The lawmaker has to pay for the repairs, of course. But the rapid service -- something that's hard for regular Joes to obtain, especially in the summer -- is a special courtesy for very special people.

It also helps the air-conditioning industry get its points across. The association routinely sends one of its lobbyists to the assisted lawmaker's office to make sure that he or she received satisfactory service. "Then, if they have time to talk about legislative issues, we do," said Paul T. Stalknecht, the association's president.

"We take advantage of the situation by following up," he said. "We've been able to get the ear of a congressman or senator on a very fast, informal basis."

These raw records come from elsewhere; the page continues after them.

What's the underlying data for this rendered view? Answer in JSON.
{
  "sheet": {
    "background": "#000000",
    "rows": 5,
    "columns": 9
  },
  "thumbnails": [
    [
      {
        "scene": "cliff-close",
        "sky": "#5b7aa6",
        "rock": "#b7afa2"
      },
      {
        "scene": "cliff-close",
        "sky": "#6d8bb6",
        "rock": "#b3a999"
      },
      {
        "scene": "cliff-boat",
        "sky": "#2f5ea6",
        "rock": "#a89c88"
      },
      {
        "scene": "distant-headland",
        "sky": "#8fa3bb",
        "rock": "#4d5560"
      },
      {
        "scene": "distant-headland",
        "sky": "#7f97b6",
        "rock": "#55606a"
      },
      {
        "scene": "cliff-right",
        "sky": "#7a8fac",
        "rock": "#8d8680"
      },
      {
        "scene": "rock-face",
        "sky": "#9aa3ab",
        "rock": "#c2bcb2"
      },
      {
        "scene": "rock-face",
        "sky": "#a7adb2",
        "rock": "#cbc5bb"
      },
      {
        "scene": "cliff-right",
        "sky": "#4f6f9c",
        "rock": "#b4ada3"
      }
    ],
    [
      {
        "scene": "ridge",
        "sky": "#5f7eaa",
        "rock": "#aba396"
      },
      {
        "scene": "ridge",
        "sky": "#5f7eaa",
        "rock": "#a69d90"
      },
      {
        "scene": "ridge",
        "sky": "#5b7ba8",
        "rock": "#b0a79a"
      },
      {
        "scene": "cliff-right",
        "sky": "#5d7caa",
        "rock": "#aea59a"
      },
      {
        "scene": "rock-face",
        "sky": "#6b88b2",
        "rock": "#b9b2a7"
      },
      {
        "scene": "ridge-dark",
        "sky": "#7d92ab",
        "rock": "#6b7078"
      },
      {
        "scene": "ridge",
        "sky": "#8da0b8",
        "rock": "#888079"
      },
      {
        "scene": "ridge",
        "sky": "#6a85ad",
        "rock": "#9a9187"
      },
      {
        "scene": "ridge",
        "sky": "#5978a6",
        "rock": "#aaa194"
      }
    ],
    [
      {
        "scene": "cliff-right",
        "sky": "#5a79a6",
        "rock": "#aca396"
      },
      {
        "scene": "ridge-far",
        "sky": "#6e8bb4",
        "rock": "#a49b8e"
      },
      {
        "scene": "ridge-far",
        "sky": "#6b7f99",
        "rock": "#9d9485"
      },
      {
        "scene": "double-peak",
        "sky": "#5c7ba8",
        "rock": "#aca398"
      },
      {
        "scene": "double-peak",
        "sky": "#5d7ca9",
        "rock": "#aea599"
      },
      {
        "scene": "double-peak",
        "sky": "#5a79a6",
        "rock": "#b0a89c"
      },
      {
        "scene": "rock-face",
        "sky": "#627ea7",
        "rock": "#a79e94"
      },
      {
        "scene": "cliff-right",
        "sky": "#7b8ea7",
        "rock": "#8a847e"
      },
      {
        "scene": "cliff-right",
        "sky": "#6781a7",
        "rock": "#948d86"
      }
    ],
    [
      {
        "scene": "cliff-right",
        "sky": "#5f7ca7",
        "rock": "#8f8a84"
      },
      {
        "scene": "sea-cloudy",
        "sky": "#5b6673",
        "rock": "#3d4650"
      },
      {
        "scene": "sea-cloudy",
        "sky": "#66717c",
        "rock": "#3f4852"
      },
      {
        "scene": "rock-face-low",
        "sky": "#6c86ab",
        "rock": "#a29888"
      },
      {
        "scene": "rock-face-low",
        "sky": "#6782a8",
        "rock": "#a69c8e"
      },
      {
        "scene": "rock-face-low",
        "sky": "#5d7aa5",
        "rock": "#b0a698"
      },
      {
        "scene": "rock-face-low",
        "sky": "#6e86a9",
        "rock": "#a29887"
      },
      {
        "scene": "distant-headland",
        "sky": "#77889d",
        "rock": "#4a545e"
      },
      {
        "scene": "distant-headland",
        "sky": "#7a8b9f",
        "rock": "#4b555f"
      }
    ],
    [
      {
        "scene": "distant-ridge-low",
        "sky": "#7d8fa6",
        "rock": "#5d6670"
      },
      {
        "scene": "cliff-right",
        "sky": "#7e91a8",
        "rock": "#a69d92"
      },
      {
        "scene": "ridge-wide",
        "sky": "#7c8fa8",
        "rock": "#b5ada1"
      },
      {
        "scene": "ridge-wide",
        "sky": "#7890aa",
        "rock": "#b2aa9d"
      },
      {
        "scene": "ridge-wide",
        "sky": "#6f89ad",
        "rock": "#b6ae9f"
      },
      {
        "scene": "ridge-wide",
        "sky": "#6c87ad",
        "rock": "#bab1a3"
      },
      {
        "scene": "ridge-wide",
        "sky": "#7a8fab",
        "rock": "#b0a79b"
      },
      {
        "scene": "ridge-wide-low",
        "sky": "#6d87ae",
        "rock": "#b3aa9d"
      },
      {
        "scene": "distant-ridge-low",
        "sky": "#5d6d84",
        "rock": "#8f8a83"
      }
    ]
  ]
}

Pretty cool -- or too hot for its own good?

Mark the Calendar Now

It's apparently never too early to think about -- and therefore to lobby on -- big-dollar pieces of legislation. That's the only explanation I can think of for an invitation several reporters received recently from a group called Americans for Transportation Mobility. (Is there such a thing as transportation immobility? Maybe on I-95, I guess.)

Kara Gerhardt Ross, a spokeswoman who works for Qorvis Communications, announced via e-mail a breakfast discussion to mark "the two-year countdown to the expiration of the current transportation reauthorization bill."

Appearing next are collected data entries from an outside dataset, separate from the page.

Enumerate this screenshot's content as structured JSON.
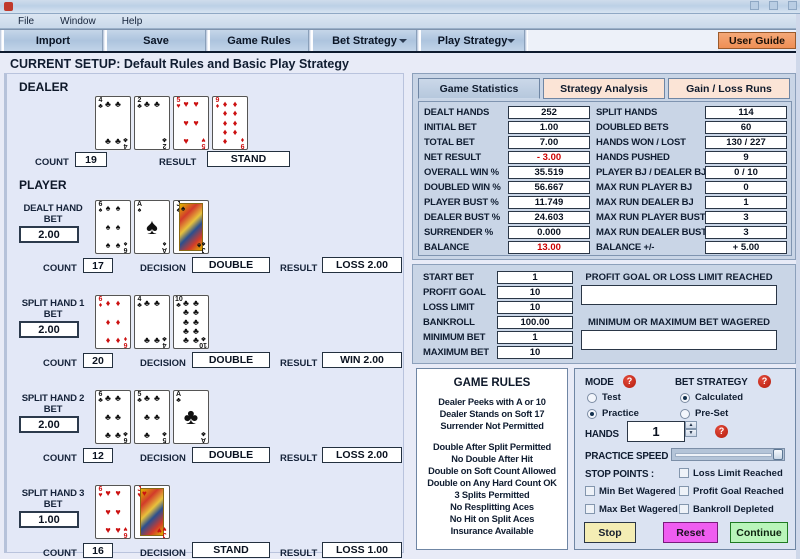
{
  "window": {
    "title": ""
  },
  "menu": {
    "items": [
      "File",
      "Window",
      "Help"
    ]
  },
  "toolbar": {
    "import": "Import",
    "save": "Save",
    "game_rules": "Game Rules",
    "bet_strategy": "Bet Strategy",
    "play_strategy": "Play Strategy",
    "user_guide": "User Guide"
  },
  "setup": {
    "line": "CURRENT SETUP: Default Rules and Basic Play Strategy"
  },
  "table": {
    "dealer_title": "DEALER",
    "player_title": "PLAYER",
    "count_label": "COUNT",
    "result_label": "RESULT",
    "decision_label": "DECISION",
    "bet_label": "BET",
    "dealer": {
      "cards": [
        {
          "rank": "4",
          "suit": "clubs",
          "color": "blk"
        },
        {
          "rank": "2",
          "suit": "clubs",
          "color": "blk"
        },
        {
          "rank": "5",
          "suit": "hearts",
          "color": "red"
        },
        {
          "rank": "9",
          "suit": "diamonds",
          "color": "red"
        }
      ],
      "count": "19",
      "result": "STAND"
    },
    "hands": [
      {
        "label": "DEALT HAND",
        "bet": "2.00",
        "cards": [
          {
            "rank": "6",
            "suit": "spades",
            "color": "blk"
          },
          {
            "rank": "A",
            "suit": "spades",
            "color": "blk"
          },
          {
            "rank": "J",
            "suit": "spades",
            "color": "blk",
            "face": true
          }
        ],
        "count": "17",
        "decision": "DOUBLE",
        "result": "LOSS  2.00"
      },
      {
        "label": "SPLIT HAND 1",
        "bet": "2.00",
        "cards": [
          {
            "rank": "6",
            "suit": "diamonds",
            "color": "red"
          },
          {
            "rank": "4",
            "suit": "clubs",
            "color": "blk"
          },
          {
            "rank": "10",
            "suit": "clubs",
            "color": "blk"
          }
        ],
        "count": "20",
        "decision": "DOUBLE",
        "result": "WIN  2.00"
      },
      {
        "label": "SPLIT HAND 2",
        "bet": "2.00",
        "cards": [
          {
            "rank": "6",
            "suit": "clubs",
            "color": "blk"
          },
          {
            "rank": "5",
            "suit": "clubs",
            "color": "blk"
          },
          {
            "rank": "A",
            "suit": "clubs",
            "color": "blk"
          }
        ],
        "count": "12",
        "decision": "DOUBLE",
        "result": "LOSS  2.00"
      },
      {
        "label": "SPLIT HAND 3",
        "bet": "1.00",
        "cards": [
          {
            "rank": "6",
            "suit": "hearts",
            "color": "red"
          },
          {
            "rank": "J",
            "suit": "hearts",
            "color": "red",
            "face": true
          }
        ],
        "count": "16",
        "decision": "STAND",
        "result": "LOSS  1.00"
      }
    ]
  },
  "stats": {
    "tabs": [
      {
        "label": "Game Statistics",
        "active": true
      },
      {
        "label": "Strategy Analysis",
        "active": false
      },
      {
        "label": "Gain / Loss Runs",
        "active": false
      }
    ],
    "left": [
      {
        "label": "DEALT HANDS",
        "value": "252"
      },
      {
        "label": "INITIAL BET",
        "value": "1.00"
      },
      {
        "label": "TOTAL BET",
        "value": "7.00"
      },
      {
        "label": "NET RESULT",
        "value": "- 3.00",
        "negative": true
      },
      {
        "label": "OVERALL WIN %",
        "value": "35.519"
      },
      {
        "label": "DOUBLED WIN %",
        "value": "56.667"
      },
      {
        "label": "PLAYER BUST %",
        "value": "11.749"
      },
      {
        "label": "DEALER BUST %",
        "value": "24.603"
      },
      {
        "label": "SURRENDER  %",
        "value": "0.000"
      },
      {
        "label": "BALANCE",
        "value": "13.00",
        "negative": true
      }
    ],
    "right": [
      {
        "label": "SPLIT HANDS",
        "value": "114"
      },
      {
        "label": "DOUBLED BETS",
        "value": "60"
      },
      {
        "label": "HANDS WON / LOST",
        "value": "130 / 227"
      },
      {
        "label": "HANDS PUSHED",
        "value": "9"
      },
      {
        "label": "PLAYER BJ / DEALER BJ",
        "value": "0 / 10"
      },
      {
        "label": "MAX RUN PLAYER BJ",
        "value": "0"
      },
      {
        "label": "MAX RUN DEALER BJ",
        "value": "1"
      },
      {
        "label": "MAX RUN PLAYER BUST",
        "value": "3"
      },
      {
        "label": "MAX RUN DEALER BUST",
        "value": "3"
      },
      {
        "label": "BALANCE  +/-",
        "value": "+ 5.00"
      }
    ]
  },
  "betting": {
    "fields": [
      {
        "label": "START BET",
        "value": "1"
      },
      {
        "label": "PROFIT GOAL",
        "value": "10"
      },
      {
        "label": "LOSS LIMIT",
        "value": "10"
      },
      {
        "label": "BANKROLL",
        "value": "100.00"
      },
      {
        "label": "MINIMUM BET",
        "value": "1"
      },
      {
        "label": "MAXIMUM BET",
        "value": "10"
      }
    ],
    "msg1_label": "PROFIT GOAL OR LOSS LIMIT REACHED",
    "msg1_value": "",
    "msg2_label": "MINIMUM OR MAXIMUM BET WAGERED",
    "msg2_value": ""
  },
  "rules": {
    "title": "GAME RULES",
    "group1": [
      "Dealer Peeks with A or 10",
      "Dealer Stands on Soft 17",
      "Surrender Not Permitted"
    ],
    "group2": [
      "Double After Split Permitted",
      "No Double After Hit",
      "Double on Soft Count Allowed",
      "Double on Any Hard Count OK",
      "3 Splits Permitted",
      "No Resplitting Aces",
      "No Hit on Split Aces",
      "Insurance Available"
    ]
  },
  "controls": {
    "mode_label": "MODE",
    "mode_options": [
      {
        "label": "Test",
        "selected": false
      },
      {
        "label": "Practice",
        "selected": true
      }
    ],
    "bet_strategy_label": "BET STRATEGY",
    "bet_strategy_options": [
      {
        "label": "Calculated",
        "selected": true
      },
      {
        "label": "Pre-Set",
        "selected": false
      }
    ],
    "hands_label": "HANDS",
    "hands_value": "1",
    "practice_speed_label": "PRACTICE SPEED",
    "practice_speed_value": 100,
    "stop_points_label": "STOP POINTS :",
    "checkboxes": [
      {
        "label": "Loss Limit Reached",
        "checked": false
      },
      {
        "label": "Min Bet Wagered",
        "checked": false
      },
      {
        "label": "Profit Goal Reached",
        "checked": false
      },
      {
        "label": "Max Bet Wagered",
        "checked": false
      },
      {
        "label": "Bankroll Depleted",
        "checked": false
      }
    ],
    "stop_button": "Stop",
    "reset_button": "Reset",
    "continue_button": "Continue",
    "help_glyph": "?"
  },
  "colors": {
    "accent_orange": "#ef8f55",
    "negative": "#cc0000",
    "panel": "#c9d5e6",
    "background": "#e8ebf7"
  }
}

So set your alarm clocks. SAFETEA-LU, as aficionados call the thing, will expire Sept. 30, 2009. It's never too early to worry!

Bush's Friends -- and Foes

President Bush clearly needs all the friends he can get. But he's made an enemy of a business alliance that backed one of his least popular initiatives this year: the ill-fated immigration bill.

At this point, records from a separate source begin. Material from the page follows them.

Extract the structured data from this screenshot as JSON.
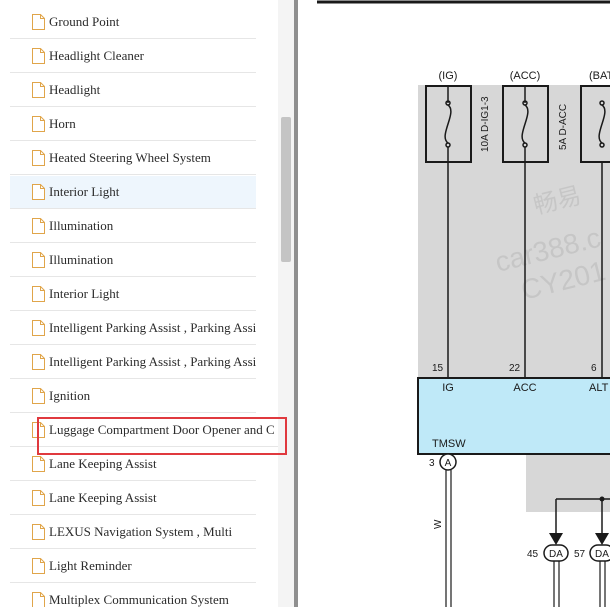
{
  "nav": {
    "items": [
      {
        "label": "Ground Point"
      },
      {
        "label": "Headlight Cleaner"
      },
      {
        "label": "Headlight"
      },
      {
        "label": "Horn"
      },
      {
        "label": "Heated Steering Wheel System"
      },
      {
        "label": "Interior Light",
        "selected": true
      },
      {
        "label": "Illumination"
      },
      {
        "label": "Illumination"
      },
      {
        "label": "Interior Light"
      },
      {
        "label": "Intelligent Parking Assist , Parking Assist"
      },
      {
        "label": "Intelligent Parking Assist , Parking Assist"
      },
      {
        "label": "Ignition"
      },
      {
        "label": "Luggage Compartment Door Opener and C"
      },
      {
        "label": "Lane Keeping Assist"
      },
      {
        "label": "Lane Keeping Assist"
      },
      {
        "label": "LEXUS Navigation System , Multi"
      },
      {
        "label": "Light Reminder"
      },
      {
        "label": "Multiplex Communication System"
      }
    ]
  },
  "diagram": {
    "fuses": [
      {
        "source": "(IG)",
        "rating": "10A D-IG1-3"
      },
      {
        "source": "(ACC)",
        "rating": "5A D-ACC"
      },
      {
        "source": "(BAT",
        "rating": ""
      }
    ],
    "pins": [
      {
        "number": "15",
        "name": "IG"
      },
      {
        "number": "22",
        "name": "ACC"
      },
      {
        "number": "6",
        "name": "ALT"
      }
    ],
    "component_label": "TMSW",
    "ground": {
      "pin": "3",
      "connector": "A"
    },
    "wire_color": "W",
    "connectors": [
      {
        "pin": "45",
        "code": "DA"
      },
      {
        "pin": "57",
        "code": "DA"
      }
    ],
    "watermark": [
      "畅易",
      "car388.c",
      "CY201"
    ],
    "colors": {
      "shade": "#d7d7d7",
      "component": "#bfe9f8",
      "outline": "#1a1a1a"
    }
  }
}
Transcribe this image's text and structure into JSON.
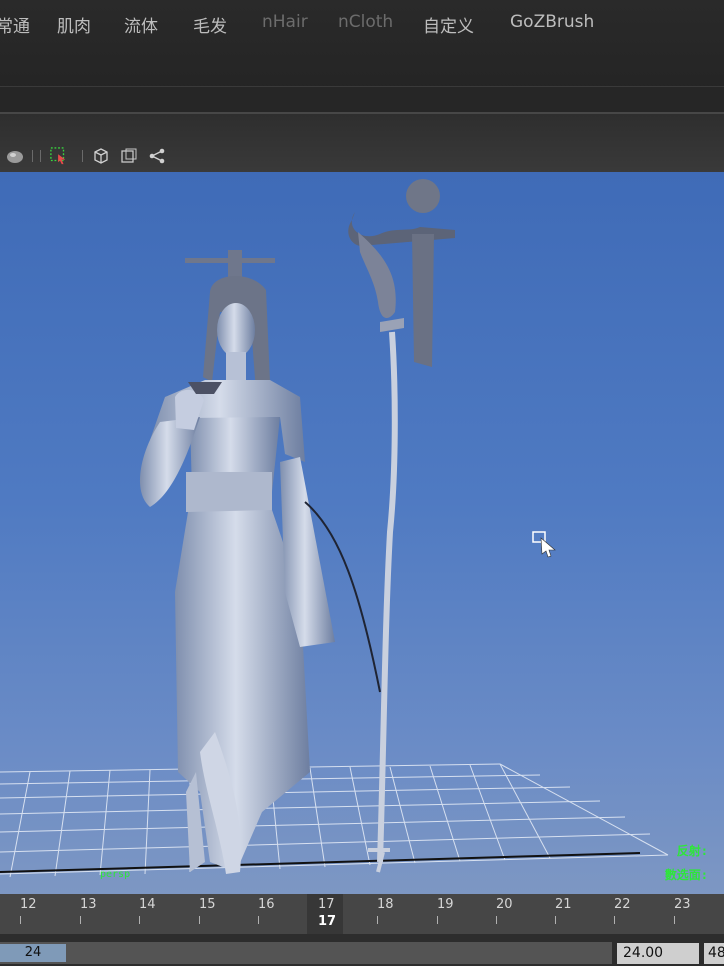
{
  "menu": {
    "items": [
      "常通",
      "肌肉",
      "流体",
      "毛发",
      "nHair",
      "nCloth",
      "自定义",
      "GoZBrush"
    ]
  },
  "viewport": {
    "camera": "persp",
    "hud_reflection": "反射:",
    "hud_selected": "數选面:"
  },
  "timeline": {
    "ticks": [
      "12",
      "13",
      "14",
      "15",
      "16",
      "17",
      "18",
      "19",
      "20",
      "21",
      "22",
      "23"
    ],
    "current_frame": "17"
  },
  "range": {
    "range_end": "24",
    "playback_end": "24.00",
    "anim_end": "48"
  },
  "colors": {
    "viewport_top": "#3f6bb7",
    "viewport_bottom": "#7d97c3",
    "hud_green": "#2ee63a"
  },
  "icons": [
    "render-sphere-icon",
    "select-tool-icon",
    "wireframe-cube-icon",
    "isolate-icon",
    "graph-icon",
    "cursor-icon"
  ]
}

The Essential Worker Immigration Coalition lobbied hard for Bush's comprehensive proposal. But several of its top members, including the Chamber of Commerce, have joined a lawsuit that seeks to halt the Bush administration's crackdown on the hiring of illegal immigrants. The program, now on hold, would send letters to businesses warning that they are required to fire workers who fail to resolve discrepancies in their paperwork or face potential fines and criminal liability.

The suit, which is also backed by labor unions and the American Civil Liberties Union, accuses the Department of Homeland Security of exceeding its authority and misusing a Social Security database in a way that could lead to workplace discrimination against law-abiding workers, including native-born Americans and legal immigrants.

Coalition members are not happy about fighting their old friends in the White House. But they also say they have no choice.

"They're doing what they have to do and we're doing what we have to do; we have to represent our members," said John F. Gay, chief lobbyist for the National Restaurant Association, a leader of the coalition. "We always opposed enforcement-only solutions because it wouldn't solve the problem."

Then again, he said, "what about the immigration issue would ever make you think that it was normal?"

Hire of the Week

The law firm Sonnenschein Nath & Rosenthal has given unprecedented power to lobbyists.

It recently named Frederick D. McClure, a former top White House lobbyist, as the managing partner of its 100-lawyer D.C. office.

Back in March, Elliott I. Portnoy, the founder and former head of Sonnenschein's lobbying practice in Washington, became chairman of the entire 700-lawyer firm. Portnoy is not only the first lobbyist to chair the firm, he is also the first chairman to come from outside Chicago, where the firm was founded in 1906.

McClure, who worked for former president George H.W. Bush and came to Sonnenschein in 2004, remains part of the lobbying department. His promotion, he said, "is a good statement about people who do what I do professionally."

Separately, the head of the D.C. office of Alston & Bird, Frank " Rusty" Conner, has jumped to DLA Piper as the co-head of its D.C. office. He's bringing Thomas M. Boyd, who led Alston & Bird's lobbying practice. Boyd will run DLA Piper's lobby shop with former Michigan governor James J. Blanchard.